Last week a young man came in to the Martinez Museum with a question. He had noticed that on several corners along Alhambra Avenue, the name "Smith" was incised. He wondered why, and it occurred to me that others might also wonder about it.
It was in 1849 that the heirs of Don Ygnacio Martinez, through their agent and brother-in-law, Col. William M. Smith, commissioned Thomas A. Brown to survey for a city on the west bank of El Hambre Creek*, an area that encompassed some 120 acres that extended to what is now G Street.
Colonel Smith had joined the Martinez family in 1848, marrying Susana, young widow of Capt. William S. Hinkley, ship-owner and member of the business community of Yerba Buena*, who had been killed in a fall from a horse two years earlier.
Though Smith had come from a respected family of Savannah, GA, his reputation in Yerba Buena was rather unsavory. He was known as a crack pistol shot, a bareback rider and minstrel black-face performer, a hard drinker and an opportunist.
Evidently deciding to turn over a new leaf, his first job, with William A. Leidesdorff, collecting hides and tallow for shipping, must have prospered, for within two years he was in business for himself with Frank Ward, for whom our Ward Street is named, and was referred to as a leading citizen by William Heath Davis, noted historian of California.
Following their marriage in 1848, Dona Susana and Smith moved to Rancho el Pinole, probably following the death of Don Ygnacio, which made her an heir to the 17,000-plus acre rancho, along with 10 brothers and sisters.

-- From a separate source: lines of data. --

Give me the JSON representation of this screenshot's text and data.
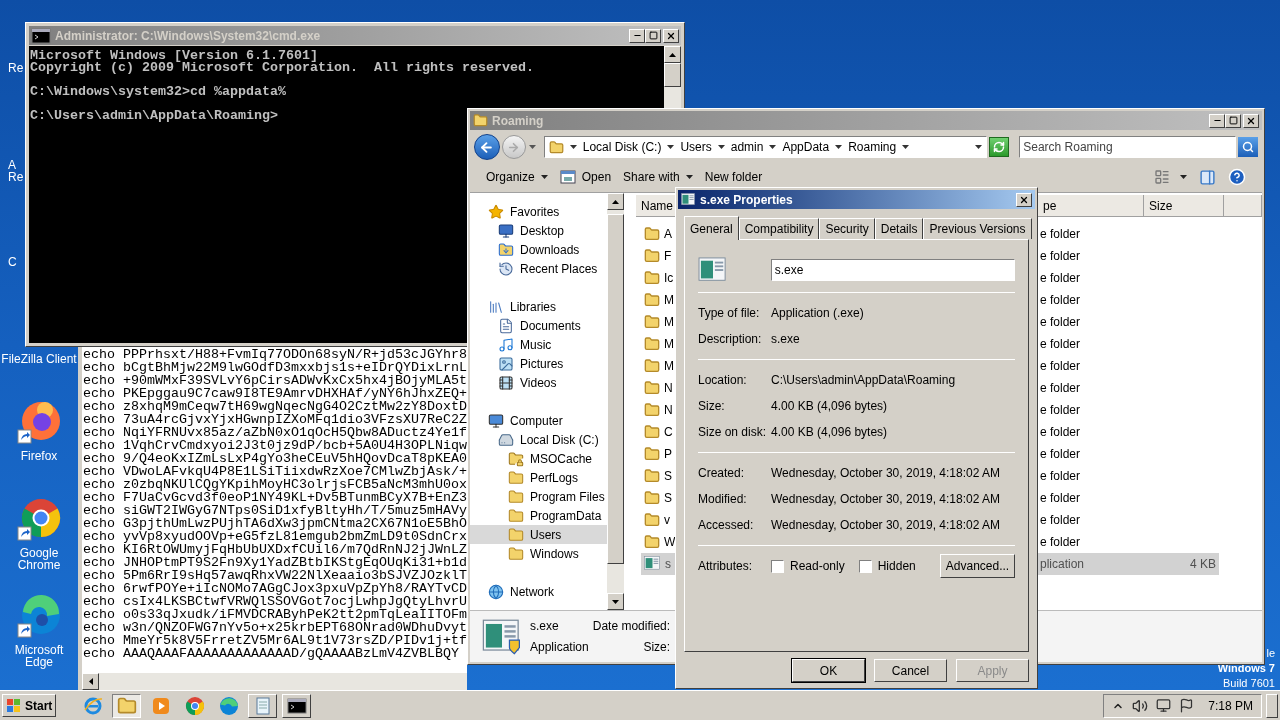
{
  "desktop": {
    "icons": [
      {
        "label": "Re",
        "kind": "cut"
      },
      {
        "label": "A Re",
        "kind": "cut"
      },
      {
        "label": "C",
        "kind": "cut"
      },
      {
        "label": "FileZilla Client",
        "kind": "hidden"
      },
      {
        "label": "Firefox",
        "kind": "firefox"
      },
      {
        "label": "Google Chrome",
        "kind": "chrome"
      },
      {
        "label": "Microsoft Edge",
        "kind": "edge"
      }
    ],
    "os_text": [
      "le",
      "Windows 7",
      "Build 7601"
    ]
  },
  "cmd_window": {
    "title": "Administrator: C:\\Windows\\System32\\cmd.exe",
    "blocks": [
      [
        "Microsoft Windows [Version 6.1.7601]",
        "Copyright (c) 2009 Microsoft Corporation.  All rights reserved."
      ],
      [
        "C:\\Windows\\system32>cd %appdata%"
      ],
      [
        "C:\\Users\\admin\\AppData\\Roaming>"
      ]
    ]
  },
  "notepad": {
    "lines": [
      "echo PPPrhsxt/H88+FvmIq77ODOn68syN/R+jd53cJGYhr8",
      "echo bCgtBhMjw22M9lwGOdfD3mxxbjs1s+eIDrQYDixLrnL",
      "echo +90mWMxF39SVLvY6pCirsADWvKxCx5hx4jBOjyMLA5t",
      "echo PKEpggau9C7caw9I8TE9AmrvDHXHAf/yNY6hJhxZEQ+",
      "echo z8xhqM9mCeqw7tH69wgNqecNgG4O2CztMw2zY8DoxtD",
      "echo 73uA4rcGjvxYjxHGwnpIZXoMFq1dio3VFzsXU7ReC2Z",
      "echo NqiYFRNUvx85az/aZbN0xO1qOcH5Qbw8ADuctz4Ye1f",
      "echo 1VqhCrvCmdxyoi2J3t0jz9dP/bcb+5A0U4H3OPLNiqw",
      "echo 9/Q4eoKxIZmLsLxP4gYo3heCEuV5hHQovDcaT8pKEA0",
      "echo VDwoLAFvkqU4P8E1LSiTiixdwRzXoe7CMlwZbjAsk/+",
      "echo z0zbqNKUlCQgYKpihMoyHC3olrjsFCB5aNcM3mhU0ox",
      "echo F7UaCvGcvd3f0eoP1NY49KL+Dv5BTunmBCyX7B+EnZ3",
      "echo siGWT2IWGyG7NTps0SiD1xfyBltyHh/T/5muz5mHAVy",
      "echo G3pjthUmLwzPUjhTA6dXw3jpmCNtma2CX67N1oE5BhO",
      "echo yvVp8xyudOOVp+eG5fzL81emgub2bmZmLD9t0SdnCrx",
      "echo KI6RtOWUmyjFqHbUbUXDxfCUil6/m7QdRnNJ2jJWnLZ",
      "echo JNHOPtmPT9S2Fn9Xy1YadZBtbIKStgEqOUqKi31+b1d",
      "echo 5Pm6RrI9sHq57awqRhxVW22NlXeaaio3bSJVZJOzklT",
      "echo 6rwfPOYe+iIcNOMo7AGgCJox3pxuVpZpYh8/RAYTvCD",
      "echo csIx4LKSBCtwfVRWQlSSOVGot7ocjLwhpJgQtyLhvrU",
      "echo o0s33qJxudk/iFMVDCRAByhPeK2tt2pmTqLeaIITOFm",
      "echo w3n/QNZOFWG7nYv5o+x25krbEPT68ONrad0WDhuDvyt",
      "echo MmeYr5k8V5FrretZV5Mr6AL9t1V73rsZD/PIDv1j+tf",
      "echo AAAQAAAFAAAAAAAAAAAAAD/gQAAAABzLmV4ZVBLBQY"
    ]
  },
  "explorer": {
    "title": "Roaming",
    "breadcrumb": [
      "Local Disk (C:)",
      "Users",
      "admin",
      "AppData",
      "Roaming"
    ],
    "search": {
      "placeholder": "Search Roaming"
    },
    "toolbar": [
      {
        "label": "Organize",
        "kind": "menu"
      },
      {
        "label": "Open",
        "kind": "open"
      },
      {
        "label": "Share with",
        "kind": "menu"
      },
      {
        "label": "New folder",
        "kind": "plain"
      }
    ],
    "nav": [
      {
        "label": "Favorites",
        "kind": "star",
        "selected": false,
        "children": [
          {
            "label": "Desktop",
            "kind": "desktop",
            "selected": false
          },
          {
            "label": "Downloads",
            "kind": "downloads",
            "selected": false
          },
          {
            "label": "Recent Places",
            "kind": "recent",
            "selected": false
          }
        ]
      },
      {
        "label": "Libraries",
        "kind": "libraries",
        "selected": false,
        "children": [
          {
            "label": "Documents",
            "kind": "documents",
            "selected": false
          },
          {
            "label": "Music",
            "kind": "music",
            "selected": false
          },
          {
            "label": "Pictures",
            "kind": "pictures",
            "selected": false
          },
          {
            "label": "Videos",
            "kind": "videos",
            "selected": false
          }
        ]
      },
      {
        "label": "Computer",
        "kind": "computer",
        "selected": false,
        "children": [
          {
            "label": "Local Disk (C:)",
            "kind": "disk",
            "selected": false,
            "children": [
              {
                "label": "MSOCache",
                "kind": "locked",
                "selected": false
              },
              {
                "label": "PerfLogs",
                "kind": "folder",
                "selected": false
              },
              {
                "label": "Program Files",
                "kind": "folder",
                "selected": false
              },
              {
                "label": "ProgramData",
                "kind": "folder",
                "selected": false
              },
              {
                "label": "Users",
                "kind": "folder",
                "selected": true
              },
              {
                "label": "Windows",
                "kind": "folder",
                "selected": false
              }
            ]
          }
        ]
      },
      {
        "label": "Network",
        "kind": "network",
        "selected": false
      }
    ],
    "columns": [
      "Name",
      "pe",
      "Size"
    ],
    "rows": [
      {
        "name": "A",
        "type": "e folder",
        "kind": "folder",
        "selected": false
      },
      {
        "name": "F",
        "type": "e folder",
        "kind": "folder",
        "selected": false
      },
      {
        "name": "Ic",
        "type": "e folder",
        "kind": "folder",
        "selected": false
      },
      {
        "name": "M",
        "type": "e folder",
        "kind": "folder",
        "selected": false
      },
      {
        "name": "M",
        "type": "e folder",
        "kind": "folder",
        "selected": false
      },
      {
        "name": "M",
        "type": "e folder",
        "kind": "folder",
        "selected": false
      },
      {
        "name": "M",
        "type": "e folder",
        "kind": "folder",
        "selected": false
      },
      {
        "name": "N",
        "type": "e folder",
        "kind": "folder",
        "selected": false
      },
      {
        "name": "N",
        "type": "e folder",
        "kind": "folder",
        "selected": false
      },
      {
        "name": "C",
        "type": "e folder",
        "kind": "folder",
        "selected": false
      },
      {
        "name": "P",
        "type": "e folder",
        "kind": "folder",
        "selected": false
      },
      {
        "name": "S",
        "type": "e folder",
        "kind": "folder",
        "selected": false
      },
      {
        "name": "S",
        "type": "e folder",
        "kind": "folder",
        "selected": false
      },
      {
        "name": "v",
        "type": "e folder",
        "kind": "folder",
        "selected": false
      },
      {
        "name": "W",
        "type": "e folder",
        "kind": "folder",
        "selected": false
      },
      {
        "name": "s",
        "type": "plication",
        "size": "4 KB",
        "kind": "file",
        "selected": true
      }
    ],
    "details_pane": {
      "name": "s.exe",
      "type": "Application",
      "fields": [
        "Date modified:",
        "Size:"
      ]
    }
  },
  "properties": {
    "title": "s.exe Properties",
    "tabs": [
      {
        "label": "General",
        "selected": true
      },
      {
        "label": "Compatibility",
        "selected": false
      },
      {
        "label": "Security",
        "selected": false
      },
      {
        "label": "Details",
        "selected": false
      },
      {
        "label": "Previous Versions",
        "selected": false
      }
    ],
    "filename": "s.exe",
    "sections": [
      [
        {
          "label": "Type of file:",
          "value": "Application (.exe)"
        },
        {
          "label": "Description:",
          "value": "s.exe"
        }
      ],
      [
        {
          "label": "Location:",
          "value": "C:\\Users\\admin\\AppData\\Roaming"
        },
        {
          "label": "Size:",
          "value": "4.00 KB (4,096 bytes)"
        },
        {
          "label": "Size on disk:",
          "value": "4.00 KB (4,096 bytes)"
        }
      ],
      [
        {
          "label": "Created:",
          "value": "Wednesday, October 30, 2019, 4:18:02 AM"
        },
        {
          "label": "Modified:",
          "value": "Wednesday, October 30, 2019, 4:18:02 AM"
        },
        {
          "label": "Accessed:",
          "value": "Wednesday, October 30, 2019, 4:18:02 AM"
        }
      ]
    ],
    "attributes": {
      "label": "Attributes:",
      "checkboxes": [
        {
          "label": "Read-only",
          "checked": false
        },
        {
          "label": "Hidden",
          "checked": false
        }
      ],
      "advanced": "Advanced..."
    },
    "buttons": [
      {
        "label": "OK",
        "disabled": false
      },
      {
        "label": "Cancel",
        "disabled": false
      },
      {
        "label": "Apply",
        "disabled": true
      }
    ]
  },
  "taskbar": {
    "start": "Start",
    "apps": [
      {
        "kind": "ie",
        "running": false,
        "selected": false
      },
      {
        "kind": "explorer",
        "running": true,
        "selected": true
      },
      {
        "kind": "media",
        "running": false,
        "selected": false
      },
      {
        "kind": "chrome",
        "running": false,
        "selected": false
      },
      {
        "kind": "edge",
        "running": false,
        "selected": false
      },
      {
        "kind": "notepad",
        "running": true,
        "selected": false
      },
      {
        "kind": "cmd",
        "running": true,
        "selected": false
      }
    ],
    "clock": "7:18 PM"
  }
}
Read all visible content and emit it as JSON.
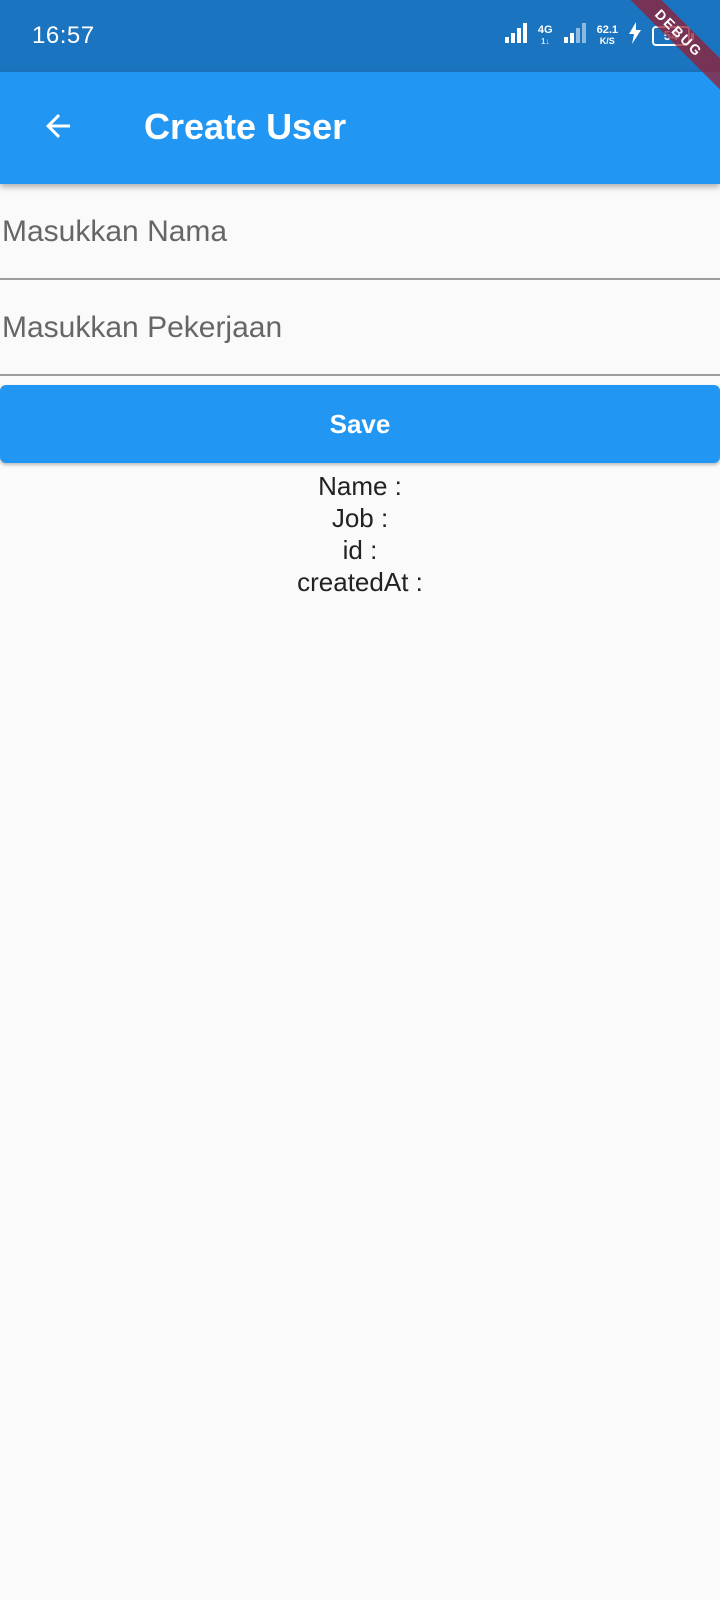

By now, summer of 1848, the gold rush was on. Traffic through the Martinez property that summer, to ferry across the Strait on Dr. Robert Semple’s flat-bottomed boat to Benicia and beyond, was tremendous. Accounts tell of up to 200 wagons waiting for transport. This prompted Smith to convince the family that a city should be established. To this end he was given permission to hire Brown, son of pioneer Elam Brown, who two years earlier had settled in Lafayette.
Blocks were laid out, consisting of lots 50 by 100 feet, and sales took off immediately. One deed at least calls for a building to be erected within six months. At any rate, building began, with the first structure a trading post at what is now Ward and Berrellesa Streets.
It was only natural that the main street leading in to the new town from both San Pablo and San Jose, and terminating at the water’s edge, should be named for the man who began all this activity. Smith Street it was, and though there is mention in a newspaper as early as 1893 that the street name should be changed to Alhambra, it wasn’t until 1924 that the change was actually made.
Smith, who had so prospered in Yerba Buena, who had changed from a ne’er –do-well to a respected man of property, who worked so hard to create a metropolis for the Martinez family, who memorialized many members of his wife’s family by naming streets after them, found himself in a business deal that went awry. Over extended financially, in a fit of depression at age 39, he put a bullet through his head.
Only the name "Smith" on a couple of concrete curbs serves to remind us today that the city’s founder ever existed. He lies buried in a now unmarked grave at Alhambra Cemetery*.
Interestingly enough, when his widow, the lovely Susana who later married a French Trader, Benoit Vasero Merle, passed away in 1881, she left some 109 city blocks to her heirs, all a part of her inheritance so many years earlier.
It seems she learned her financial lessons far better than did her ill-starred second husband. Susana Street* is named for her, and it is an indication of her value to Smith. Susana Street came after Howard (now Marina Vista), Ruden (now Main), Ward, Green, Thompson and Mellus – all (named after) San Francisco business associates of Martinez’ forgotten founder, Col. William M. Smith.